The largest group are migrant labourers, mostly from Burma, but also Cambodia, Laos, and China. In the late 1980s, the political crisis in Burma coincided with an economic take-off in Thailand. Many Burmese wanted somewhere else to go. Many Thai businesses wanted more people to employ. From 1996 there has been a system to register labour migrants, but it operates only on an annual basis and keeps changing. Now, people come across the border illegally, but then must get a job and register, or risk being deported as illegal migrants. Last year around 1.6 million were registered. At least another million are probably here without registration. Their fortunes are very mixed. They welcome the jobs. They may get well treated by Thai authorities which have a policy of providing access to such services as health and education. But they know they are being exploited with low pay, and they can be very vulnerable to corruption and maltreatment, especially at the hands of the police.
The motives that have created this large social phenomenon are a complex mixture of humanitarian kindness and ruthless exploitation. The policies for managing this phenomenon are a complex mix of well-meaning pragmatism and concerns over security. Mong Thongdee's teacher was his biggest friend and advocate. The foreign ministry was flexible. But the interior ministry believes that denial of rights is a tool to deter an even larger in-migration.
Mong Thongdee's case symbolizes the waste of human potential created. Maybe missing a chance to make a competitive paper dart does not seem such a great loss. But multiply it by 3.5 million times and it becomes something else.
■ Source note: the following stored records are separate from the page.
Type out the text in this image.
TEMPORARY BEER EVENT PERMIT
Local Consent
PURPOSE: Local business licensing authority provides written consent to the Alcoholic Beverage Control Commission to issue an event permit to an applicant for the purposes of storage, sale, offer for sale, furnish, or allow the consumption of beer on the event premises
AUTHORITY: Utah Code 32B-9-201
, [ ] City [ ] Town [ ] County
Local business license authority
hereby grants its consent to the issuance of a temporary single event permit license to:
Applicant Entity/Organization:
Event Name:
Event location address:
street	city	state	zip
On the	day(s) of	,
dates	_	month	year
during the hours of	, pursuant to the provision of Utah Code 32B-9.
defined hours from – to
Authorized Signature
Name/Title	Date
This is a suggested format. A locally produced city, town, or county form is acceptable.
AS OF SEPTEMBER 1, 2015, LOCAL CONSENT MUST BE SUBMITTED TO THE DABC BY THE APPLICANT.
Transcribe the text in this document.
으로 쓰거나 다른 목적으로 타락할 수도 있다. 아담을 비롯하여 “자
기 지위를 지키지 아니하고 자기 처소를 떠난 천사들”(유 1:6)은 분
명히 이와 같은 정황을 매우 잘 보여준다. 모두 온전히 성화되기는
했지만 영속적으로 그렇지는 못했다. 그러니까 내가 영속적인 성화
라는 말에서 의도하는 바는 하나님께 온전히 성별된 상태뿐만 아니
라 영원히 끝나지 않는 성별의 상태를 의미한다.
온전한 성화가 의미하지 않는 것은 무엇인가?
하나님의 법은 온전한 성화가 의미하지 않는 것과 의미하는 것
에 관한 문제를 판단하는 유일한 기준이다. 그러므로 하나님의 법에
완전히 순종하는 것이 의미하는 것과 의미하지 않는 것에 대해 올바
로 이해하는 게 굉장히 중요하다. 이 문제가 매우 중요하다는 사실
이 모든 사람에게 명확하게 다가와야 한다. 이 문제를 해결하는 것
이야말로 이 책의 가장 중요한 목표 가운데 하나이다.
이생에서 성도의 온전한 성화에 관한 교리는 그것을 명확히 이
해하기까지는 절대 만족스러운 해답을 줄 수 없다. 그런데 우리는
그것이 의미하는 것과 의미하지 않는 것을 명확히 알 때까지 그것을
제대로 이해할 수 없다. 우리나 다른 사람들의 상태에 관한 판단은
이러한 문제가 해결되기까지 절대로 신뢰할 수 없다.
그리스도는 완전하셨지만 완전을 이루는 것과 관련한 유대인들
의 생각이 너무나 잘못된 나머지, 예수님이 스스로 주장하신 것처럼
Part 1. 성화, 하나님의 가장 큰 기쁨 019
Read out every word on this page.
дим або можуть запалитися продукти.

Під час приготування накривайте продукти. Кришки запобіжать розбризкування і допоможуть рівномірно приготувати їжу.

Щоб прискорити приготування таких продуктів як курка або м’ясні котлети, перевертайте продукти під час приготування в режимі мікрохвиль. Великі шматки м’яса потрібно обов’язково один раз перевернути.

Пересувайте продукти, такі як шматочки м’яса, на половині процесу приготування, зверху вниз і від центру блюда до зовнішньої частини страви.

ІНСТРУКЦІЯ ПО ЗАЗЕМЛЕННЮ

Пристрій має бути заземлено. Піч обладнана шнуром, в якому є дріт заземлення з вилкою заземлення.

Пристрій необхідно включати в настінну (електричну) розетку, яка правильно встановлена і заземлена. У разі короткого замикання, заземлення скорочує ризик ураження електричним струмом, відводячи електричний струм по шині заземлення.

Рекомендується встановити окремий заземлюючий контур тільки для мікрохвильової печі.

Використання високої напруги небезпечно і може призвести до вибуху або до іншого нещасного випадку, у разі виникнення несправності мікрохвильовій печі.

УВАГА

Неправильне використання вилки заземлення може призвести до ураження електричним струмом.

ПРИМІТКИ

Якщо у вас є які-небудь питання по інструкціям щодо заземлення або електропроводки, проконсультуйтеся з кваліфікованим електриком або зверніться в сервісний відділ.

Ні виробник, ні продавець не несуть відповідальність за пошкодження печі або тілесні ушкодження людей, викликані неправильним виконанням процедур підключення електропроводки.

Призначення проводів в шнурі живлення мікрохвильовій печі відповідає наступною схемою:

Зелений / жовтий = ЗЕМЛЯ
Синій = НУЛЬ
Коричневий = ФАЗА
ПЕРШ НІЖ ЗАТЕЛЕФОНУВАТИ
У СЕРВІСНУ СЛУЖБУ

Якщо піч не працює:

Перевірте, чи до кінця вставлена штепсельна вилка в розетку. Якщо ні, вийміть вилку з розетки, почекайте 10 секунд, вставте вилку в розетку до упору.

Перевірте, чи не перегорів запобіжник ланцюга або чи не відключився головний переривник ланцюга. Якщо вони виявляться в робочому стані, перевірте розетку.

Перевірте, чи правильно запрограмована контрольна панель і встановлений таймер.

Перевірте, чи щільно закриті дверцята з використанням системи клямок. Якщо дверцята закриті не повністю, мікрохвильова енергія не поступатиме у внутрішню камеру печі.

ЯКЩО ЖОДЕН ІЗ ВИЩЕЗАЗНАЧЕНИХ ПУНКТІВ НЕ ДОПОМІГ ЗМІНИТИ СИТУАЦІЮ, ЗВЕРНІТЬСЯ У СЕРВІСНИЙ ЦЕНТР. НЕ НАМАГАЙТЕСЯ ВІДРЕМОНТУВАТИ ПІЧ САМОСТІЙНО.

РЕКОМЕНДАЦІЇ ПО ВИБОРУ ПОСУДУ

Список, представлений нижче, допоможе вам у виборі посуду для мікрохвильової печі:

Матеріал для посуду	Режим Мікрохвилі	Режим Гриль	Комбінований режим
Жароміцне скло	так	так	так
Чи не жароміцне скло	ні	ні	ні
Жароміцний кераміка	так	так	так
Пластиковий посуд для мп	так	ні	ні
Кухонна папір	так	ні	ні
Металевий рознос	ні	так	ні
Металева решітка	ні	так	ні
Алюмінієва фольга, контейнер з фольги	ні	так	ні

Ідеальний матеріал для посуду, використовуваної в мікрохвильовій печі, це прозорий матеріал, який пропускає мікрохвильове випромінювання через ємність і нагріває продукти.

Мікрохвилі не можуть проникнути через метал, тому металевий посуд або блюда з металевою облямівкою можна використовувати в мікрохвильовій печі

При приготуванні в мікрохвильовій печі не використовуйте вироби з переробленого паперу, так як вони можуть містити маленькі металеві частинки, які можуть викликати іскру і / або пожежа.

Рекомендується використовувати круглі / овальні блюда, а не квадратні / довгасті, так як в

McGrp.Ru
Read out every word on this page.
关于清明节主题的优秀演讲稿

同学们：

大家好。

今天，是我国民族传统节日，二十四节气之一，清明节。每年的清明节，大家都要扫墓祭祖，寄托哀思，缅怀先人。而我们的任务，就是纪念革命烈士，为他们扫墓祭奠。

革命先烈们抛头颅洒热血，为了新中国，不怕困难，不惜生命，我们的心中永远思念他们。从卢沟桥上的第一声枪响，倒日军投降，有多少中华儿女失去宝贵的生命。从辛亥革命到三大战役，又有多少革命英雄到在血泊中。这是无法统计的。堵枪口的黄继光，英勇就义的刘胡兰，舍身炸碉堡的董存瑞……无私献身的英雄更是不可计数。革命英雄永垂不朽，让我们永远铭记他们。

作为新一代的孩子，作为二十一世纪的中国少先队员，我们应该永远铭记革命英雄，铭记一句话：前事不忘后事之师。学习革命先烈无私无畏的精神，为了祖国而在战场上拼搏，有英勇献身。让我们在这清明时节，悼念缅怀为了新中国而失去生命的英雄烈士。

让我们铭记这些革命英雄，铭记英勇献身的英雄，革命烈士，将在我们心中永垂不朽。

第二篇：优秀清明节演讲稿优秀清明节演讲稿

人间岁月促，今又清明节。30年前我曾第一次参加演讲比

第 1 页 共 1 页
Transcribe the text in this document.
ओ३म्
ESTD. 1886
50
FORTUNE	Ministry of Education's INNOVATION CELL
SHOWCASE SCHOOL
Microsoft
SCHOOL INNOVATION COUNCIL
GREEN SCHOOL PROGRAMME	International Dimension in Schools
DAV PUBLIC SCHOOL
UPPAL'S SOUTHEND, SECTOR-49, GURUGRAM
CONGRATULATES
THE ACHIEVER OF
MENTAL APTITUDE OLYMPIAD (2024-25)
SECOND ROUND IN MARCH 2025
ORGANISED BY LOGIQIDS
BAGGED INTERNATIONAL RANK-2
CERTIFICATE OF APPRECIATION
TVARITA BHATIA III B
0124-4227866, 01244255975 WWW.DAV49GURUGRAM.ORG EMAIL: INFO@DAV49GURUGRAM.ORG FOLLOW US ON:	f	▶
But the miseries imposed on the outsiders is only part of the complexity. A few months ago, Chang Noi visited a province where the migrant labour population has ballooned to four hundred thousand. Leaders of the local host community spoke about the pressure on local services of health, education, and waste disposal. They feared problems of crime and disease. But they did not blame the labourers themselves who they saw as helpless victims. Rather they pointed at the entrepreneurs that profited from cheap labour, the sharks that provided slum housing, and the police and petty officials who skimmed a profit. They were also afraid. One suddenly said: What if the migrants one day surrounded the provincial office, the banks, the police stations, and just took over? The scenario may not be so realistic, but the fear underlying it is real.
Mong Thongdee's brief fame is just a glimpse of a much bigger issue. How will Thailand manage 3.5 million people who suffer as outsiders, and are beginning to make insiders feel insecure too?